Delayed Detonation Thermonuclear Supernovae With An Extended Dark Matter Component

TL;DR

This study simulates thermonuclear supernovae with an extended dark matter component, revealing impacts on explosion dynamics, light curves, and potential dark compact object formation, challenging supernovae's role as standard candles.

Contribution

It introduces a novel two-fluid simulation approach for supernovae with dark matter, showing dark matter's influence on explosion characteristics and remnant formation.

Findings

Dark matter lengthens deflagration phase and increases neutrino production.

Dark matter causes supernovae to have dimmer, broader light curves.

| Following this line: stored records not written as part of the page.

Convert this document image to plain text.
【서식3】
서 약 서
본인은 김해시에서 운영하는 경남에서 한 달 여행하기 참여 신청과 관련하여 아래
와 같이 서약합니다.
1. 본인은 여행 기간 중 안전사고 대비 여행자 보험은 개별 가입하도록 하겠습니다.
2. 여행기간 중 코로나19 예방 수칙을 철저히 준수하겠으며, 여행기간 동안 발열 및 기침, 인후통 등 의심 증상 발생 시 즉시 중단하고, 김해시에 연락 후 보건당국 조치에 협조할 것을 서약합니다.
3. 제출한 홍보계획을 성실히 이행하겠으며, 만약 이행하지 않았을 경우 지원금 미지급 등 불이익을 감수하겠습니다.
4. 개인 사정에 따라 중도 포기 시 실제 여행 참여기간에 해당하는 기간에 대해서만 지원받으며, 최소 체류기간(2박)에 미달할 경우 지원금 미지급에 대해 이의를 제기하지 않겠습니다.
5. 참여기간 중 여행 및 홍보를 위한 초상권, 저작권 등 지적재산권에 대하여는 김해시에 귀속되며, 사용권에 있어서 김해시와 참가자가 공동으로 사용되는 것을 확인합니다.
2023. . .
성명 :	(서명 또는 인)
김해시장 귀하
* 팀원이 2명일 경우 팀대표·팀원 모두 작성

Remnants are dark matter-rich compact objects resembling sub-solar-mass black holes.

Abstract

We present simulations of thermonuclear supernovae admixed with an extended component of fermionic cold dark matter. We consider the explosion of a Chandrasekhar-mass white dwarf using the deflagration model with deflagration-detonation transition with spherical symmetry. The dark matter component is comparable in size with that of the normal matter, and so the system is described by two-fluid, one-dimensional Eulerian hydrodynamics. The explosion leaves all the dark matter trapped as a remnant compact dark star in all of our considered models. The presence of dark matter lengthens the deflagration phase to produce more thermo-neutrinos and similar amounts of iron-group elements compared to those of ordinary explosions with no dark matter admixture. The dark matter admixed models produce dimmer and broader light curves, which challenge the role of thermonuclear supernovae as standard candles in cosmic distance measurement. Our results also suggest a formation path of dark compact objects which mimic sub-solar-mass black holes as dark gravitational sources, through near-solar-mass dark matter admixed thermonuclear supernovae.